ベンドを効かせたセカンドポジション奏法で、ある程度はブルージーに吹けるようになっていたので、その音色が持つ「本物っぽさ」が、見事にお客さん(生徒)の気を引いたのだ。

こうなれば、後は何をやってもウケるだけだった。拍手喝采の中、イケるという実感でこぶしをにぎりしめ、忙しくハーモニカKeyを取り替え、僕は手早く2曲目の準備を済ませる。
そしてQ君が、観客席に向かって声高らかに言った。
「すいません。今から、ちょっと、チューニングを直させて下さい」と。

再び「ポニョ~ン、ポニョ~ン」という不協和音が響き始める店内に、僕は半分気を失いそうになる。その後もQ君とP君は何度もチューニングを直すため、その都度、ただ横で待つだけの僕が手に持つハーモニカは、その温度で溶けるほど熱くなっていた。
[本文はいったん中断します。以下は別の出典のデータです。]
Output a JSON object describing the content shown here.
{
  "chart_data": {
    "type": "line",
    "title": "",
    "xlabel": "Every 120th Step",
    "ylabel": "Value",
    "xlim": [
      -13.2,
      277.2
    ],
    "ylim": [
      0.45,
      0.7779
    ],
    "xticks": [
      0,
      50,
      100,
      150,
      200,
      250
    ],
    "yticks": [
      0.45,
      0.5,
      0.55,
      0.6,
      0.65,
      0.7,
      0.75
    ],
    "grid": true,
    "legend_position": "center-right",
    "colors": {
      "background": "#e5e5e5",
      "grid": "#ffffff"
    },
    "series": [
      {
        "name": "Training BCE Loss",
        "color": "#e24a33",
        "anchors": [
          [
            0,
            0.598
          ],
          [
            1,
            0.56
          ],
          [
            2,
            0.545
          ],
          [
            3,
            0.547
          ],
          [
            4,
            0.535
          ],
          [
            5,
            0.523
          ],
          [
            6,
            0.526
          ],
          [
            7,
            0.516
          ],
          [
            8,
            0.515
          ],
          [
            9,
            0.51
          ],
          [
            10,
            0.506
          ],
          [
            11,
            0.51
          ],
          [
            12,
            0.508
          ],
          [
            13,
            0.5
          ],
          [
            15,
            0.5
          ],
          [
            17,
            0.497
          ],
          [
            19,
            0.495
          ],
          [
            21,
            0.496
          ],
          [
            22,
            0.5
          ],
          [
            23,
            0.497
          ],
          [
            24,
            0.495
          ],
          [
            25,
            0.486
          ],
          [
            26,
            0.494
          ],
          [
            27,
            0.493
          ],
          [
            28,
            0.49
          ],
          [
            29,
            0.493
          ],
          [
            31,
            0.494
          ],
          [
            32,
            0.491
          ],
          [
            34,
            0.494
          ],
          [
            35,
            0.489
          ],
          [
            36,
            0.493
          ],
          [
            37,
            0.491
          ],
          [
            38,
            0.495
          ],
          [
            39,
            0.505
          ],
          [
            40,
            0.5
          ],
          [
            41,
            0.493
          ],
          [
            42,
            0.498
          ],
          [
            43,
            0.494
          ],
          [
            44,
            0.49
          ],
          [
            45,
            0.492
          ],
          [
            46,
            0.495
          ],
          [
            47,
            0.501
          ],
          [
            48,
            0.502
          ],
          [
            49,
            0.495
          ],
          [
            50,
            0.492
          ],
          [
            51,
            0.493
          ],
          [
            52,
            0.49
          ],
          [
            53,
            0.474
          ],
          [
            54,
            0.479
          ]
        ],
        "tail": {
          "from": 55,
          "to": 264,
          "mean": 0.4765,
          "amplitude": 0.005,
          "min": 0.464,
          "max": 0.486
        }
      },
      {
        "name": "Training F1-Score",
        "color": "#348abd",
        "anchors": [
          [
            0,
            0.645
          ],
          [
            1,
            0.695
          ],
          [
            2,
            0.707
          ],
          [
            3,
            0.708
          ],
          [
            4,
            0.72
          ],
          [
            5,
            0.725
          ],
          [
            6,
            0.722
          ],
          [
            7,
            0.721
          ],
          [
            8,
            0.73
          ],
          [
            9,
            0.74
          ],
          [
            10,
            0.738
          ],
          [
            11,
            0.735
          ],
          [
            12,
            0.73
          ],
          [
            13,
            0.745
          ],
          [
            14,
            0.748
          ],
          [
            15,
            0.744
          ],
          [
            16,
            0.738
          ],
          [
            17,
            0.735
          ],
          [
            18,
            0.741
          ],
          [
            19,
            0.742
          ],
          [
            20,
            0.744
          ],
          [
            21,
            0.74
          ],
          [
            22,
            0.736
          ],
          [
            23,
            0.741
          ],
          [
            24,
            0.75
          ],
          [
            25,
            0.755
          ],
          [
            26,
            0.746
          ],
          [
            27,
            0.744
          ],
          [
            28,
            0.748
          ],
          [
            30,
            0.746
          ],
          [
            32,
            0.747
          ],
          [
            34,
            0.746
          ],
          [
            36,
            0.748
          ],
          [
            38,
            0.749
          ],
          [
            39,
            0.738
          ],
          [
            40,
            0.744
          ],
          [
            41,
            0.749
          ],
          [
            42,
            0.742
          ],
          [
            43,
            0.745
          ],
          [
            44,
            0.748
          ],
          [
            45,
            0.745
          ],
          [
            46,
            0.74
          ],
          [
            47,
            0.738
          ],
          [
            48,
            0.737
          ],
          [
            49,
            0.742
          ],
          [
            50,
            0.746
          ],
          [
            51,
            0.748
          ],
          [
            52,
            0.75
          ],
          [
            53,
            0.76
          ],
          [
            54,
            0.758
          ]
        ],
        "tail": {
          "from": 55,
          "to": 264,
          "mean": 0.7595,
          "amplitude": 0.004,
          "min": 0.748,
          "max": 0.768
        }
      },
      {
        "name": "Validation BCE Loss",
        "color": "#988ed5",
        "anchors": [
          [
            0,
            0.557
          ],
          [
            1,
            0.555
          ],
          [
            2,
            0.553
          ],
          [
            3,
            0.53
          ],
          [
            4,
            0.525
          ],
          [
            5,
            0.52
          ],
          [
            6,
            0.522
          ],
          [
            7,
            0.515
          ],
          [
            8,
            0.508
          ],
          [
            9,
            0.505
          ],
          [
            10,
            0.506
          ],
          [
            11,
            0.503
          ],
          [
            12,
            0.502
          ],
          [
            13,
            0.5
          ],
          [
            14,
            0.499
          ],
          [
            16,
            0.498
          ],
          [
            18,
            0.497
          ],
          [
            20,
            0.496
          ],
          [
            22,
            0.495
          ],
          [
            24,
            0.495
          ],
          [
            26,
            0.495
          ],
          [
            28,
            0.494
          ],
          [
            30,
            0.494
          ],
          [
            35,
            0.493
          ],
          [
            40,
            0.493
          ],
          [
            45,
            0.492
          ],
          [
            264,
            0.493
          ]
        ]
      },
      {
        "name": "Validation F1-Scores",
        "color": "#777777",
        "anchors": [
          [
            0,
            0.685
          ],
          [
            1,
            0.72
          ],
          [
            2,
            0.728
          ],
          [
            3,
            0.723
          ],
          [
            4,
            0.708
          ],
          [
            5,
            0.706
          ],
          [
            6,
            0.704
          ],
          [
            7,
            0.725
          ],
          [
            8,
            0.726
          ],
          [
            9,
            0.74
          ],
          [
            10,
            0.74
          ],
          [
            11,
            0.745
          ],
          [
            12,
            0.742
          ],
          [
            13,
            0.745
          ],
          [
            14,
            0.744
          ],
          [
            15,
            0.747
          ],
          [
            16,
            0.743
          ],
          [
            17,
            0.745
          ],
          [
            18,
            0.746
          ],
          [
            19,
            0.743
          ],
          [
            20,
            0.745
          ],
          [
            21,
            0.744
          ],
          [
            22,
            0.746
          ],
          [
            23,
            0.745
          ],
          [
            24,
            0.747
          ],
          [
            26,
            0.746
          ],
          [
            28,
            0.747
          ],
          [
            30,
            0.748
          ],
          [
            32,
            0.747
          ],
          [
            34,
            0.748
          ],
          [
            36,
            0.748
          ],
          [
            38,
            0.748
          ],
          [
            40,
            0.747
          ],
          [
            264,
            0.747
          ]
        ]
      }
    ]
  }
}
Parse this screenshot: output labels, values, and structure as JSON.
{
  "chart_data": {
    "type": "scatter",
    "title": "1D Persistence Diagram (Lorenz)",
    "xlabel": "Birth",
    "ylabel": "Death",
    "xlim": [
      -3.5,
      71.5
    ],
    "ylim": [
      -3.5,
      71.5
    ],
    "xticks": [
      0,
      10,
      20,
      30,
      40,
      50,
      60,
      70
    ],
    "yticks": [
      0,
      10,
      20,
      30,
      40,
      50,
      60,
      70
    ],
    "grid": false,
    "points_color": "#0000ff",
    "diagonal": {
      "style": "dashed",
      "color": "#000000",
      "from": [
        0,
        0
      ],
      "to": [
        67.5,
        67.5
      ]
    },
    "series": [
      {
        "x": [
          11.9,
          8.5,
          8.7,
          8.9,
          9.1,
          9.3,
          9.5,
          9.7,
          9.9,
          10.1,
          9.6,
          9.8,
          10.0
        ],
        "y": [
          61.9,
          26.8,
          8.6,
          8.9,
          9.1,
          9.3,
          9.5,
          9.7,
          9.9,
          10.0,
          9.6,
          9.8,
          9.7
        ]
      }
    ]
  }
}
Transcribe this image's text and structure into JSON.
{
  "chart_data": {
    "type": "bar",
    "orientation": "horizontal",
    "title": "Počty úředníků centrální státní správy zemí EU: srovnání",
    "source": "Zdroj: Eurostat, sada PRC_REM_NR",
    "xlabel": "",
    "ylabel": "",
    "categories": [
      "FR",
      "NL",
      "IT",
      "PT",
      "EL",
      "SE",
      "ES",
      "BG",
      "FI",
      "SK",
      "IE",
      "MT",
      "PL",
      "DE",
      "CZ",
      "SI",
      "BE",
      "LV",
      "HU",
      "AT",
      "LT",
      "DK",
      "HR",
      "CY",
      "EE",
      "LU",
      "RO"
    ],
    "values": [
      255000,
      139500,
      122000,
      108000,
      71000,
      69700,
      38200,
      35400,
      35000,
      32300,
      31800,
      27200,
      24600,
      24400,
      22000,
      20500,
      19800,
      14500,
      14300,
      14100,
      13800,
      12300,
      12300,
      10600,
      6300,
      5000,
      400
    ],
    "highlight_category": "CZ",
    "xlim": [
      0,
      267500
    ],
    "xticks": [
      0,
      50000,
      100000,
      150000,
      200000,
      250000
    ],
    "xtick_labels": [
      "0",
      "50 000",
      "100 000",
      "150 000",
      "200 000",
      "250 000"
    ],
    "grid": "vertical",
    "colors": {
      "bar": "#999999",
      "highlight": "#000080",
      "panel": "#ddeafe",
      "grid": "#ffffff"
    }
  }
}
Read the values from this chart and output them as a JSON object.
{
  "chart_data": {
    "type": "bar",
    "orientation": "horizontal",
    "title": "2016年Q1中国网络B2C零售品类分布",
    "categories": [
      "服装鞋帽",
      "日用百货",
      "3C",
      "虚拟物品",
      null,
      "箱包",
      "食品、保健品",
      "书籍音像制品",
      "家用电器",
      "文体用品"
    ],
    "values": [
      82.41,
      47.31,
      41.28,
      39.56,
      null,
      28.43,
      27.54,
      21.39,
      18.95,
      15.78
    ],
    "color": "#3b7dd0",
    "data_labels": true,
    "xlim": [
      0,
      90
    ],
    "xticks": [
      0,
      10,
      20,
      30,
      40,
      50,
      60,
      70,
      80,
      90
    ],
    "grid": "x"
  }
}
とは言うものの、いろいろありながらも、店内に作られた小さなステージでの僕らの演奏はおおむね大好評で、20分くらいのミニステージを、時間を決め何度も繰り返した。
体育館の会場のようなしっかりとしたライブではないけれど、ピラフを食べながら生演奏を聴くというのは、確かに誰しもの興味を引き、模擬店とは思えないほどの高い売り上げまで記録する。

ピラフの方も素人とは思えぬほどおいしく、炊きっぱなしの電気ガマからお皿に盛るだけなのでお客さんを待たせなかった。さらに調理スタッフも少人数で済む事からクラスの全員が他の教室のイベントを見る事もでき、まさに作戦勝ち。
店員を担当した女子達は、いつの間に作ったのか黒地に白文字の「お店のロゴ入り」のおしゃれなTシャツで揃えるこだわりで、学園祭でNo.1と思える完璧な模擬店だった。

そして最後となる僕らの20分のステージ。
P君の「さだまさし」もQ君の「佐野元春」もそれぞれにウケて、回を重ねるごとに2人共が場に慣れ、声も大きくなり、堂々として行くのがわかった。
僕のテンホールズハーモニカも毎回拍手喝采だった。緊張で息が弱くなったり、口が乾いてハーモニカが口ですべらず、音が出ずらかったりもした。人の多さによって聴こえ方も変わるなんて、想像も付かない事だった。今思うとマイク等の音響もなしで、他校の生徒達も含めた大勢を前にしてよくやったものだ。

ライブの最後、結局歌の練習が間に合わなくて、インストゥルメンタル曲としてまとめた佐野元春のライブ版「ハートビート」のエンディングに入る「長いハーモニカ・ソロ」は、どうにか丸暗記が間に合って、僕にとっては初めての完コピ(完全にメロディーコピーする事)の経験だった。
学園祭が終わって行く寂しさがほのかに漂い始める中、テンホールズらしいベンドを効かせた演奏は、誰の心にもそれなりに切なさを沸き立たせ、まさに僕のためにあるような最高の見せ場となった。
その頃の僕はまだ腹式呼吸をマスターしておらず、長いソロだと後半にスタミナ切れで息苦しささから音が乱れ始める。けれどそれがかえって情熱のままに音を出しているようなシブい効果を自然に出していて、ライブの最後をドラマティックに盛り上げて行った。

この時、僕は初めて(音楽を演奏するって、なんか、いいよな)とうっすら思っていた。